学习后的访谈也观察到学生自我效能感的提高。
Following their pilot study, O’Neil and her research team were curious as to how XR designers could improve their educational applications with students with dyslexia in mind. 这些问题激发了第二项研究,探索全球XR设计师如何为神经发散型学习者开发应用程序。 Their research was invited for inclusion in the 虚拟现实的前沿 journal and is currently under review.
In April, O’Neil’s research team presented their work at MeaningfulXR 2025, a conference hosted by Stanford University and held on the University of California-Davis campus. 该团队从与会者那里得到了令人印象深刻的反馈。
“She’s standing there rubbing shoulders with people from Stanford and Ivy League schools,” Valadez said. “Not just holding her own, but leading.”
Many of the attendees had never heard of TAMU-CC, but by the time the session ended, they knew all about the Island University, and O’Neil is proud to have earned the university some well-deserved attention.

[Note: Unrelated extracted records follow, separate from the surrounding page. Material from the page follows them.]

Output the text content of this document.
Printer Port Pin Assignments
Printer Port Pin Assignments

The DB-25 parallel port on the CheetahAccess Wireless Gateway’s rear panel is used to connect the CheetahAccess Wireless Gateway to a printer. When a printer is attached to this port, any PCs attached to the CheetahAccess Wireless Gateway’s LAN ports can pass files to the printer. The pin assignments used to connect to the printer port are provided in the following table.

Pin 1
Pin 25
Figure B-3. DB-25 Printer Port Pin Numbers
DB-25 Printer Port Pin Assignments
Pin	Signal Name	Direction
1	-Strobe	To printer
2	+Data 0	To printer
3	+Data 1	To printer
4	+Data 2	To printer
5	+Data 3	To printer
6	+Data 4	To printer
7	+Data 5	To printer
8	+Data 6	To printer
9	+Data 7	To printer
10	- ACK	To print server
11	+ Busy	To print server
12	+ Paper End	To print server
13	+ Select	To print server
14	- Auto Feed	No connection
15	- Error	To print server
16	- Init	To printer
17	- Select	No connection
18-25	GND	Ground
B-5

“We’re the only university that’s leading this kind of research in virtual reality,” O’Neil said. “That has caught their interest. Our Island is now on their radar.”
O’Neil’s path now leads to school districts and dyslexia centers across Texas. 她的论文还调查了全国八位有执照的阅读障碍专家,以确定技术整合的障碍和支持需求。
“They are interested,” O’Neil said. “There’s just not much available and not enough professional development.”
To bridge the gap, O’Neil envisions rental networks for headsets in underserved communities, research-driven prototypes co-developed with dyslexia specialists and educational technology companies, and remote-therapy models that harness the multisensory features of virtual reality to students in remote areas.
Ultimately, O’Neil’s aspiration is to develop a comprehensive program that trains teachers for dyslexia-specialist certification, sustains ongoing educational technology research in the field of dyslexia, and designs a comprehensive dyslexia curriculum, using technology supplementation.
“We’re charting untested waters,” O’Neil said. “But if we can further support dyslexia specialists with quality technology applications, then we’re changing the narrative of what instruction can look like in dyslexia interventions.”